Can't Wait to Be Home...

Tuesday, December 23, 2008

Day 145: Powerless

In the eyes of the Afghan people, we Americans are perceived as a country with unlimited resources. Despite the repeated requests for village elders to limit the amount of patients that are sent to the free clinic to 30-40 patients per week...well today, close to 300 showed up at the front gate!! Yes, I said 300!!! Unfortunately, we had no choice but to turn the vast majority of them away. We still ended up taking care of 45 patients which was 15 more than what we had prepped for, but I couldn't help but feel powerless as I wish I had the resources available to take care of all 300 of those patients.

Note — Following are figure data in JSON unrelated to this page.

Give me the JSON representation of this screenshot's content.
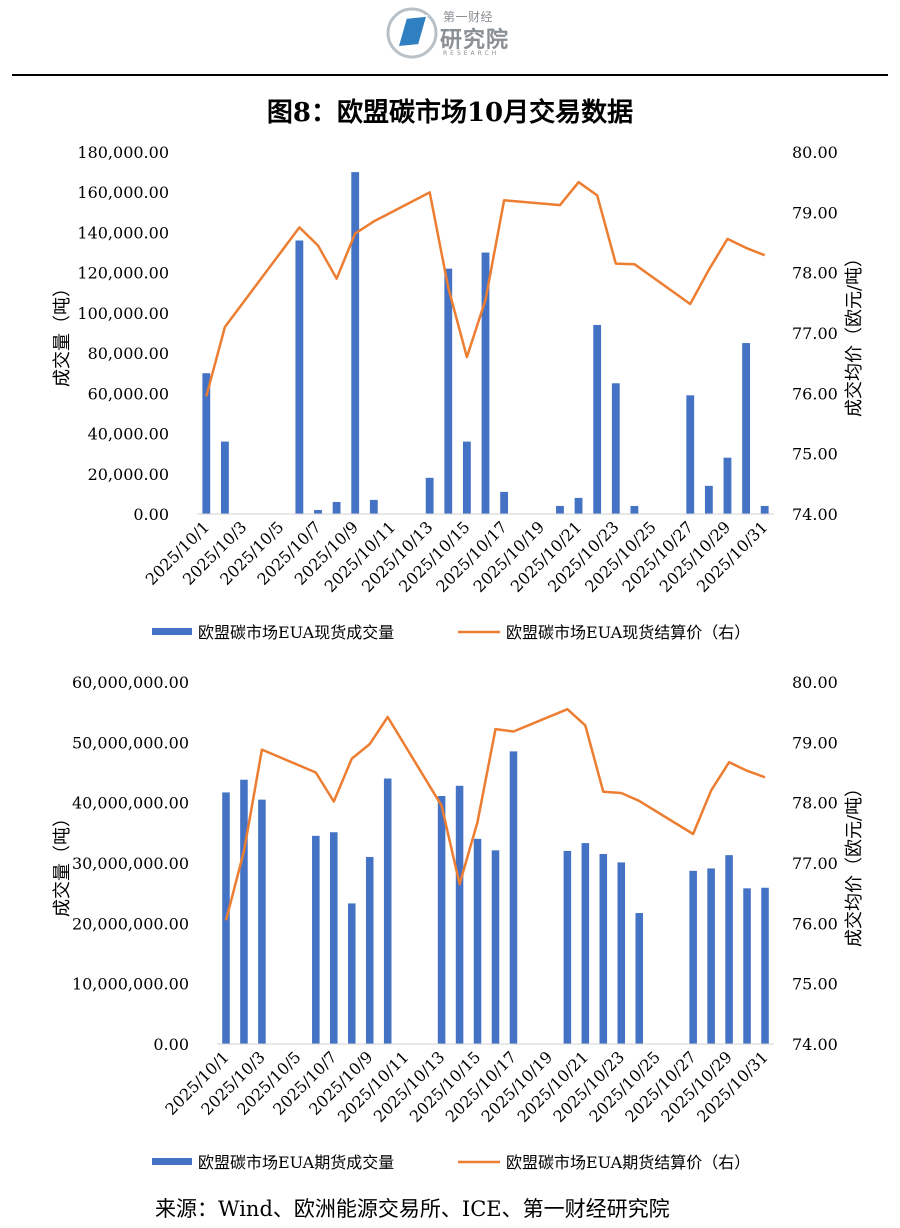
{
  "header": {
    "logo_small": "第一财经",
    "logo_big": "研究院",
    "logo_tiny": "RESEARCH"
  },
  "figure_title": "图8：欧盟碳市场10月交易数据",
  "source": "来源：Wind、欧洲能源交易所、ICE、第一财经研究院",
  "colors": {
    "bar": "#4472C4",
    "line": "#ED7D31"
  },
  "chart_data": [
    {
      "type": "bar+line",
      "ylabel": "成交量（吨）",
      "y2label": "成交均价（欧元/吨）",
      "ylim": [
        0,
        180000
      ],
      "y2lim": [
        74,
        80
      ],
      "yticks": [
        "0.00",
        "20,000.00",
        "40,000.00",
        "60,000.00",
        "80,000.00",
        "100,000.00",
        "120,000.00",
        "140,000.00",
        "160,000.00",
        "180,000.00"
      ],
      "y2ticks": [
        "74.00",
        "75.00",
        "76.00",
        "77.00",
        "78.00",
        "79.00",
        "80.00"
      ],
      "xtick_labels": [
        "2025/10/1",
        "2025/10/3",
        "2025/10/5",
        "2025/10/7",
        "2025/10/9",
        "2025/10/11",
        "2025/10/13",
        "2025/10/15",
        "2025/10/17",
        "2025/10/19",
        "2025/10/21",
        "2025/10/23",
        "2025/10/25",
        "2025/10/27",
        "2025/10/29",
        "2025/10/31"
      ],
      "days": [
        1,
        2,
        6,
        7,
        8,
        9,
        10,
        13,
        14,
        15,
        16,
        17,
        20,
        21,
        22,
        23,
        24,
        27,
        28,
        29,
        30,
        31
      ],
      "series": [
        {
          "name": "欧盟碳市场EUA现货成交量",
          "type": "bar",
          "values": [
            70000,
            36000,
            136000,
            2000,
            6000,
            170000,
            7000,
            18000,
            122000,
            36000,
            130000,
            11000,
            4000,
            8000,
            94000,
            65000,
            4000,
            59000,
            14000,
            28000,
            85000,
            4000
          ]
        },
        {
          "name": "欧盟碳市场EUA现货结算价（右）",
          "type": "line",
          "axis": "right",
          "values": [
            75.95,
            77.1,
            78.75,
            78.45,
            77.9,
            78.65,
            78.85,
            79.33,
            77.75,
            76.6,
            77.55,
            79.2,
            79.12,
            79.5,
            79.28,
            78.15,
            78.14,
            77.48,
            78.05,
            78.56,
            78.41,
            78.29
          ]
        }
      ]
    },
    {
      "type": "bar+line",
      "ylabel": "成交量（吨）",
      "y2label": "成交均价（欧元/吨）",
      "ylim": [
        0,
        60000000
      ],
      "y2lim": [
        74,
        80
      ],
      "yticks": [
        "0.00",
        "10,000,000.00",
        "20,000,000.00",
        "30,000,000.00",
        "40,000,000.00",
        "50,000,000.00",
        "60,000,000.00"
      ],
      "y2ticks": [
        "74.00",
        "75.00",
        "76.00",
        "77.00",
        "78.00",
        "79.00",
        "80.00"
      ],
      "xtick_labels": [
        "2025/10/1",
        "2025/10/3",
        "2025/10/5",
        "2025/10/7",
        "2025/10/9",
        "2025/10/11",
        "2025/10/13",
        "2025/10/15",
        "2025/10/17",
        "2025/10/19",
        "2025/10/21",
        "2025/10/23",
        "2025/10/25",
        "2025/10/27",
        "2025/10/29",
        "2025/10/31"
      ],
      "days": [
        1,
        2,
        3,
        6,
        7,
        8,
        9,
        10,
        13,
        14,
        15,
        16,
        17,
        20,
        21,
        22,
        23,
        24,
        27,
        28,
        29,
        30,
        31
      ],
      "series": [
        {
          "name": "欧盟碳市场EUA期货成交量",
          "type": "bar",
          "values": [
            41700000,
            43800000,
            40500000,
            34500000,
            35100000,
            23300000,
            31000000,
            44000000,
            41100000,
            42800000,
            34000000,
            32100000,
            48500000,
            32000000,
            33300000,
            31500000,
            30100000,
            21700000,
            28700000,
            29100000,
            31300000,
            25800000,
            25900000
          ]
        },
        {
          "name": "欧盟碳市场EUA期货结算价（右）",
          "type": "line",
          "axis": "right",
          "values": [
            76.05,
            77.2,
            78.88,
            78.5,
            78.02,
            78.73,
            78.97,
            79.42,
            77.95,
            76.65,
            77.68,
            79.22,
            79.18,
            79.55,
            79.28,
            78.18,
            78.16,
            78.03,
            77.48,
            78.2,
            78.67,
            78.53,
            78.42
          ]
        }
      ]
    }
  ]
}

Hanging out in the waiting room!

Of the 45 patients seen at the free clinic today, one particular patient stuck out in my mind. He was a 19 y/o male who was cachectic, bedridden, and had multiple painful pressure ulcers on his lower back and arms with some sores eroding down to muscle and even bone. Apparently, his family was not aware of the need to turn him regularly. When I saw him, he was in so much pain that his family couldn't take him out of the car seat so I could evaluate him. I attempted to obtain what ended up being a very convoluted and broken-up history regarding his medical condition which, in the end, still rendered me clueless as to what was going with him. Wow, if there was ever a time in my medical career that I felt so powerless...it was now. As I talked with him and painfully took down his old dressings, I could sense the hope that his family had in me as the "American doctor" who can do anything and everything.


In the world of medicine that I'm most familiar with...this patient would have been admitted to an inpatient facility and a multidisciplinary medical team would have been involved with his care. But, in the world of medicine that I am currently working out of...I had some gauze, sterile water, tape and my own 2 hands working out of the front seat of a beat-up Toyota Corolla for a hospital bed.


After painstakingly cleaning his wounds, replacing his dressings, and telling his family that the liklihood of finding him specialty care was highly improbable...I couldn't help but feel like I was letting them down. But, as I reflected on the deeds of the day, I realized that in my simple acts of "powerless" medicine, in the eyes of the Afghan people, I was still seen as powerful...not because of the uniform I was wearing, but because of the character I was displaying.

"But a certain Samaritan, as he journeyed, came where he was: and when he saw him, he had compassion on him. And went with him and bound up his wounds..." Luke 10:33,34 KJV

1 comment:

Justin said...

It is amazing how hopeless you often feel out here. Things that are so easy back home are much more complicated here.